Auf der Heimreise lese ich weiter in dem Buch (noch 300 Seiten, dann hab ich es geschafft - falls ich nicht vorher überschnappe) und werde dabei schläfrig. Immerhin besser als diese seltsame Nervosität. Ich versuche, nicht daran zu denken, dass ich für 2 Stunden sinnloses Videoschauen und einem Pizzaessen 5 Stunden im Zug gesessen bin und 30 Euro für die Fahrt bezahlt habe.

Ach ja, morgen. Da habe ich endlich mein Einzelgespräch mit der NOWA-Beraterin, und ich hoffe, dass sich meine Gedanken dadurch klären. Das habe ich nämlich noch gar nicht erwähnt: Wir haben ja die Aufgabe, am Dienstag ein Berufsbild vorzustellen, und irgendwie bin ich jetzt bei "Unternehmensberater" gelandet. Was da so bei den Anforderungen steht, spricht mich total an. Aber wenn man sich dann auf diversen Webseiten anschaut, wer denn tatsächlich Unternehmens- berater wird, dann stößt man in erster Linie auf ehrwürdig-imposante ältere Herren, die zumindest Wirtschaftswissenschaften studiert haben oder Manager in irgendeiner großen Firma waren.
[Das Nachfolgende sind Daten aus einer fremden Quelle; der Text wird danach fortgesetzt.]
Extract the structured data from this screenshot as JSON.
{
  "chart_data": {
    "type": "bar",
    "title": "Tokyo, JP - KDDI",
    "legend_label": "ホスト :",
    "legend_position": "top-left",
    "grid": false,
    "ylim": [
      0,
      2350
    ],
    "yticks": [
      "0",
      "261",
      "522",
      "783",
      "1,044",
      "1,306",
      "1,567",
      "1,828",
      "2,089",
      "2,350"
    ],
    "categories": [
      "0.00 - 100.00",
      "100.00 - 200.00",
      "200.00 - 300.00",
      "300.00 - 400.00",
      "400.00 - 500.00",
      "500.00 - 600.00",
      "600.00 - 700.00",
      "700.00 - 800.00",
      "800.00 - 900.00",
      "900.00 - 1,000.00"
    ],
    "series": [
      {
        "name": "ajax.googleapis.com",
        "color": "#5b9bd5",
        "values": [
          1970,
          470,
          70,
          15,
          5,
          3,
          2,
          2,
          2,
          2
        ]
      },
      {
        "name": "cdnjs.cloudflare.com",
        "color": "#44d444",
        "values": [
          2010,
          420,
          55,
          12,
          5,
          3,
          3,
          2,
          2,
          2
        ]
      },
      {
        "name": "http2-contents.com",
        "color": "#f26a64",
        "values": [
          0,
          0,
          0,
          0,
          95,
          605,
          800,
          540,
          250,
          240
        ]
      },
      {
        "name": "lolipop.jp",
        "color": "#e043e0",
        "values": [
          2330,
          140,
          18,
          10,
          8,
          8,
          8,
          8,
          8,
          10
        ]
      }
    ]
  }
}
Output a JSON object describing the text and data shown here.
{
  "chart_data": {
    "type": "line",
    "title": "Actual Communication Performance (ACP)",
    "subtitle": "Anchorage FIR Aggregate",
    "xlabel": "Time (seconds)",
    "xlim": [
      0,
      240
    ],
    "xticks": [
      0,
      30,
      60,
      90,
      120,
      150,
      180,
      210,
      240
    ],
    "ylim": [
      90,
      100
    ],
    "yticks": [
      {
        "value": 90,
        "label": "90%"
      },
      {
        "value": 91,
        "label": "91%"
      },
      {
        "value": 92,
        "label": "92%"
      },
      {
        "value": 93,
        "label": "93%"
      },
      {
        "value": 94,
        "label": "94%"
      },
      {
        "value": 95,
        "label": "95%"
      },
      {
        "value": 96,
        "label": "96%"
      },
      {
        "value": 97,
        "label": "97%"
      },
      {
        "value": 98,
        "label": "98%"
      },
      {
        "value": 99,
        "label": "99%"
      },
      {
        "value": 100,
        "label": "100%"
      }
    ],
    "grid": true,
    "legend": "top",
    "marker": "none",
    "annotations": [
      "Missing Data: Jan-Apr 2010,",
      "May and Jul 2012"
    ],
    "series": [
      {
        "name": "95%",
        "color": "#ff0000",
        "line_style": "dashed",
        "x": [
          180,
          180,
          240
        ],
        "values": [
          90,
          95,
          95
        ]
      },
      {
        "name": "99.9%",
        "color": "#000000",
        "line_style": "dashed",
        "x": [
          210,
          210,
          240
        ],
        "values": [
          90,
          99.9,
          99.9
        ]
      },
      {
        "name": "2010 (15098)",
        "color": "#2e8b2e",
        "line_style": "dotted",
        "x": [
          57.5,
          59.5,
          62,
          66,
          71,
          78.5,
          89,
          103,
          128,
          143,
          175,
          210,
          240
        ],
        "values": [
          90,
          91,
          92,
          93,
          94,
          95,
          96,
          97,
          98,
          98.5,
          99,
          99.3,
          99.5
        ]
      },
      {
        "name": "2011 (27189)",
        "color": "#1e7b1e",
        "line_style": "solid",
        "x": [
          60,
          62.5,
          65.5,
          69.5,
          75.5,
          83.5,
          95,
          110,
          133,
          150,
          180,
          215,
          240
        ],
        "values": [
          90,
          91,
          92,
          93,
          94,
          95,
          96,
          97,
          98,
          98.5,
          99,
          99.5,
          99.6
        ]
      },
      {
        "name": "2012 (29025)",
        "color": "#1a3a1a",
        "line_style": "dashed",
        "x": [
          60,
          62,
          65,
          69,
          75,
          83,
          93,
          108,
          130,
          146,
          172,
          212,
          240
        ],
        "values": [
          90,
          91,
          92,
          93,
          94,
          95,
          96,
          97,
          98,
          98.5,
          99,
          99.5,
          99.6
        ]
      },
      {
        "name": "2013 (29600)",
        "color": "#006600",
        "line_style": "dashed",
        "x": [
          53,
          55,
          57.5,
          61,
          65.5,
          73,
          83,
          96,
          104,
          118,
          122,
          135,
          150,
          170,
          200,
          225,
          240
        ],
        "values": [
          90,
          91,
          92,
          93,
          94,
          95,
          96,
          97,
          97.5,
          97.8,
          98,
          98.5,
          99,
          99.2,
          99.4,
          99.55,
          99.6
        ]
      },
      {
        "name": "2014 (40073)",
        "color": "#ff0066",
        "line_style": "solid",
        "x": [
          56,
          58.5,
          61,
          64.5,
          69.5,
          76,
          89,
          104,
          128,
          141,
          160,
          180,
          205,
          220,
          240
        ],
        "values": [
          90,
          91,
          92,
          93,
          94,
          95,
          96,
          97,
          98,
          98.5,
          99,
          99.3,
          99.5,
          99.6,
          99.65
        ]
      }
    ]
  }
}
Mensch, da hab ich ja auch wieder nix zu suchen! Jedenfalls hat die Beschäftigung mit dem Thema dazu geführt, dass alle möglichen Dämonen wieder aus ihren Löchern krabbeln, die zum Beispiel heißen: "Das-kannst-du-doch-alles-nicht", "Die-werden- dich-auslachen",

"Den-Druck-hältst-du-doch-gar-nicht-aus", "Wer-bin-ich-denn-schon", "In-dieser-Welt-hast-du-doch-nix-verloren", "Du-wirst-jämmerlich-versagen". Um nur mal einige zu nennen. Dass ich dabei wirklich ein Bild von Dämonen im Kopf habe, die aus Erdlöchern krabbeln, macht es auch nicht weniger bedrückend... Ich überlege, ob ich hier nicht eine neue Kategorie "Gruselkabinett", "Geisterbahn" oder "Der ganz normale Wahnsinn" einrichten soll.
Ich zitiere aus einem bekannten Musical: "Ich glaub, ich verlier' den Verstand!" (Na, wer weiß es?)
Es gibt aber neben all der Verwirrung auch etwas Positives zu berichten: Ich habe heute den Bescheid vom Wohnbeihilfenreferat bekommen: ich krieg ab Anfang Februar Beihilfe, und das nicht zu knapp!

Und der dicht gedrängte Wochenendplan wird auch ein wenig einfacher, weil ich mit meinem Bruder im Auto mitfahren kann und deshalb nicht auf die Zug-Zeiten angewiesen bin.
Nun aber: Gute Nacht - und möglichst keine Träume!
Claudia
PS.: Ich nehme an, dass sich jetzt niemand mehr wirklich fragt, warum ich nachts manchmal nicht schlafen kann... Oder?